Yesterday started out like every other day at work. Lifted 205 boxes for shipment. Processed women’s clothes, then baby clothes and finally my men’s department. I was fine. Then I bend down to get some pants to move onto another rack… and I couldn’t stand up. My back locked up. This has happened before, I can’t move without pain shooting from my lower back into my legs. Standing becomes difficult and walking becomes painful. I tried my hardest to work through it, January is always a hard month on the paycheck because hours get cut back, but the pain becomes too much to handle. I work with tears in my eyes and realize that I can’t even bend over even the littlest to put away some shirts on a table inches within my grasp.
Never have I felt so useless. It makes you realize how much you take for granted; the fact that your body can flex and move. I cried all the way home, trying to avoid all the bumps in the road and any unnecessary turns that normally would need me to sit up and turn my upper body. Home… in bed, is all I could do since yesterday afternoon.
The pain is not as bad when I’m in a comfortable position but as soon as I move to adjust, my back screams at me to stop. When I do have to move to go get something to eat/drink or use the restroom… I grunt and claw at anything that will help me sit/stand up. Then I have to wait for the pain to subside and walk in small strides so that my back doesn’t move in too much motion.
The worst is knowing that I turn 25 on Saturday and my body makes me feel like I’m in my 80’s. I was even excited because I was going to renew my gym membership since I’ve been dieting. I’ll take it as a sign that I am not as young as I like to think I am. I know everyone is thinking… 25… that’s extremely young, but when you have put your body through strain like cheerleading in high school and the amount of pressure I put on my back with work, it’s amazing that this only happens even now and then.
Eventually I will need to go to a chiropractor and see if there is something wrong with my back… it’s been a few months since the last time this has happened [didn’t happen at work, I actually woke up from sleeping and realized I couldn’t move without being in terrible pain] I’d like to have x-rays done just to be sure nothing in my back is fractured… because hell… you never know what could cause this.
You act like a Crip but dress like a Blood. – Ronald [making fun of my current situation and that I was wearing a red shirt… I give it to him… it was quite witty. :D]

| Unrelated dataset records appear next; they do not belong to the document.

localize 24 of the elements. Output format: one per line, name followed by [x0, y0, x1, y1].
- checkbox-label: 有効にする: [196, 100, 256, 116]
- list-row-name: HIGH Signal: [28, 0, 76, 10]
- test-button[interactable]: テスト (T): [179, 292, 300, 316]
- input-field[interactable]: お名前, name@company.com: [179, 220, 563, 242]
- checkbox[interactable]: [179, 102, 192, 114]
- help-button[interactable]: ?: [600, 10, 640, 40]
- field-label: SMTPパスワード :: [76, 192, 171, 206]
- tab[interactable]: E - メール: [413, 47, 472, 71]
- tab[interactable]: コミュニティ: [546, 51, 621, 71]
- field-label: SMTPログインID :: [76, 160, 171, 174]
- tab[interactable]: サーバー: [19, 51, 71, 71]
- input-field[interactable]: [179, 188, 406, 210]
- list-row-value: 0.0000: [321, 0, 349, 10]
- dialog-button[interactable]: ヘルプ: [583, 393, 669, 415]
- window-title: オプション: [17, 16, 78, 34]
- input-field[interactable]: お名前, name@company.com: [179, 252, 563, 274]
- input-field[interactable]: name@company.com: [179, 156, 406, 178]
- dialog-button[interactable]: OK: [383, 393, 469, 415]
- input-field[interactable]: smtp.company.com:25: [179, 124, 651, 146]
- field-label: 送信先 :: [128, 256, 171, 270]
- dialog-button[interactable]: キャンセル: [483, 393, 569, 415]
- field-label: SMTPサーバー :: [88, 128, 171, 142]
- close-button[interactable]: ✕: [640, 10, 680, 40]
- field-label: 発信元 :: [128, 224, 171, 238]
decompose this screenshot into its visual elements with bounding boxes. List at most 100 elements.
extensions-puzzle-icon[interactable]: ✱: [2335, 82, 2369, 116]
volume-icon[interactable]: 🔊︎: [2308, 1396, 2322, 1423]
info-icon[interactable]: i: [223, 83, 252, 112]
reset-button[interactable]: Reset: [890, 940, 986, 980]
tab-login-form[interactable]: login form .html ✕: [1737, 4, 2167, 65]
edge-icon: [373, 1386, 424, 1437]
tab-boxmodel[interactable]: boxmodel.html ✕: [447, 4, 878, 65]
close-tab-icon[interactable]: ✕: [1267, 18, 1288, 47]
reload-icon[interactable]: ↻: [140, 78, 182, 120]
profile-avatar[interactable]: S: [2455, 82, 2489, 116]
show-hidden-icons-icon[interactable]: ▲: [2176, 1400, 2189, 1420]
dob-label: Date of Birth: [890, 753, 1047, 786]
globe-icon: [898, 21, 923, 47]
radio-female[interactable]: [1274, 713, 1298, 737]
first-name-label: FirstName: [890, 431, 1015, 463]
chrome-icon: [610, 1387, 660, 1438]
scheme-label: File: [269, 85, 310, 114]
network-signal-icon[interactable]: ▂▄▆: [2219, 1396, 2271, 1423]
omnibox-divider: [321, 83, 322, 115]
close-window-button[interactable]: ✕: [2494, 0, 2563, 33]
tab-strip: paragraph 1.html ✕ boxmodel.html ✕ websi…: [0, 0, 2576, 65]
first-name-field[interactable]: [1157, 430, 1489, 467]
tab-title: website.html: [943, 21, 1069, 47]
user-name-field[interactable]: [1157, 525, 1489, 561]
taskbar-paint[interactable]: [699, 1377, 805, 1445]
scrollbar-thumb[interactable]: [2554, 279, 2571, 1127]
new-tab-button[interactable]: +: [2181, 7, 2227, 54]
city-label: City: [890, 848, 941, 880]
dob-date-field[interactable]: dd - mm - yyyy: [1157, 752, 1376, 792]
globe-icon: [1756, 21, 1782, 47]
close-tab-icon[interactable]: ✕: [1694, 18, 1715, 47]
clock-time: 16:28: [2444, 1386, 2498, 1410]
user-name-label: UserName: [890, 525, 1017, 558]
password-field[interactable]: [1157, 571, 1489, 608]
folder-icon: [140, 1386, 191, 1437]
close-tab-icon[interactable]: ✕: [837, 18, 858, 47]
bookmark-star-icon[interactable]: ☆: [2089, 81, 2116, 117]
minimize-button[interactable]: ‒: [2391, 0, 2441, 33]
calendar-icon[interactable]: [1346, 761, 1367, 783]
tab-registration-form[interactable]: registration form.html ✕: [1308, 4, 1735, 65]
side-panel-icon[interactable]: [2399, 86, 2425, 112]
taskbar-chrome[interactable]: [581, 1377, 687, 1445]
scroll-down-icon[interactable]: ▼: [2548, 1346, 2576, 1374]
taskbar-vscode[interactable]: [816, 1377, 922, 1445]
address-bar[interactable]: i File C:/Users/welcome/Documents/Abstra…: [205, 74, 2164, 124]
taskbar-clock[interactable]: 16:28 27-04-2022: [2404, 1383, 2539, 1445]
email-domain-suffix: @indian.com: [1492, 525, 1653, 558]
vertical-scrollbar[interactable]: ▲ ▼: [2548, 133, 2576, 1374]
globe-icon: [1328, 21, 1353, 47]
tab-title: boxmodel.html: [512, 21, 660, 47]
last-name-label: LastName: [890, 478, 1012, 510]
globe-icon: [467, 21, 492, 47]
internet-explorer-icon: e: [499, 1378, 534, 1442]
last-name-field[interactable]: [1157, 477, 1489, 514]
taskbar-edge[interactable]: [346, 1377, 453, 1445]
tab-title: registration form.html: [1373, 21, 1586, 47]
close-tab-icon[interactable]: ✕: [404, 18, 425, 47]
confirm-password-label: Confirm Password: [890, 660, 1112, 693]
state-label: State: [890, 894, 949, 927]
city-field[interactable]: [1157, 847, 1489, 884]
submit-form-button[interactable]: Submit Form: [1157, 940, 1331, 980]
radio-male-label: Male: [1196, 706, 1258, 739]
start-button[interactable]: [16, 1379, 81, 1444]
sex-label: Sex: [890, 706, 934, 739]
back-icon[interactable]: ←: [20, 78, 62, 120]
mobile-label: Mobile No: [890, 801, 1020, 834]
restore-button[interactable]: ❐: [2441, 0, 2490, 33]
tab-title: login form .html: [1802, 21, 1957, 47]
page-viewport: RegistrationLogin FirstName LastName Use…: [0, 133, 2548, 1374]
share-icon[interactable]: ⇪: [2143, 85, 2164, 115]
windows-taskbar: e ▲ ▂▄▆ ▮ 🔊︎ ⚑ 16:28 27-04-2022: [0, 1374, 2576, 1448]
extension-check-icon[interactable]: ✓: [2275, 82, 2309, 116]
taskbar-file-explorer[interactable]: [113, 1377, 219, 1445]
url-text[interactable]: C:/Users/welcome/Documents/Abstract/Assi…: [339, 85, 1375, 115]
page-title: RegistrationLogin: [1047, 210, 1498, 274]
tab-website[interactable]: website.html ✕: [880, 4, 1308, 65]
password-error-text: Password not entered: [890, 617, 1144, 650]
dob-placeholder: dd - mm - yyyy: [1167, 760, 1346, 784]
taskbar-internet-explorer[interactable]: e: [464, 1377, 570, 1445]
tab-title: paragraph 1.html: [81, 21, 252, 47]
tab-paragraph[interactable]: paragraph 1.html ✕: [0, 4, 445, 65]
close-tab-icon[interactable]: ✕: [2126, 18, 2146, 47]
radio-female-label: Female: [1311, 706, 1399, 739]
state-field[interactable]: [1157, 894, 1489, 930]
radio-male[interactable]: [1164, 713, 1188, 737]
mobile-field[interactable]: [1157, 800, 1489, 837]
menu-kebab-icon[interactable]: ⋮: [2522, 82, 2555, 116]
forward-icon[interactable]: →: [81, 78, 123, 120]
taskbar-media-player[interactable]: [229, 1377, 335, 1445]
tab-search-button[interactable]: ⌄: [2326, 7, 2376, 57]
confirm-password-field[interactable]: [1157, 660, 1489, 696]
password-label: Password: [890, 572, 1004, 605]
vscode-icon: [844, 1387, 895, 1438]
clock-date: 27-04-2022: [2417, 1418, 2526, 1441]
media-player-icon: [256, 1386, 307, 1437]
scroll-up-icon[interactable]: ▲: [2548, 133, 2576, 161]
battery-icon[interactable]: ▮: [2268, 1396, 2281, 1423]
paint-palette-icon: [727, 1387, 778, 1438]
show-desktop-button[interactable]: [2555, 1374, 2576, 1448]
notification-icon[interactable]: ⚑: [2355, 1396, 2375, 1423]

Thank goodness for a laptop or I would be going crazy right now, not having any interaction with the internet. Sad, I know. So today is another take it easy kind of day. I will lay in bed and do whatever I can to keep myself entertained within my limits of not having to move about. Lucky for me, it’s a gloomy rainy day, which will make me feel the need even more to stay inside and rest. Hopefully like the last time I will be able to move about with little pain by tomorrow. If not, then home is where I will have to stay and I will have to sacrifice my paycheck for some healing time. Not happy about it, but my health has been my main concern for a while now, I would not want to hurt myself further because I was too stubborn to take it easy.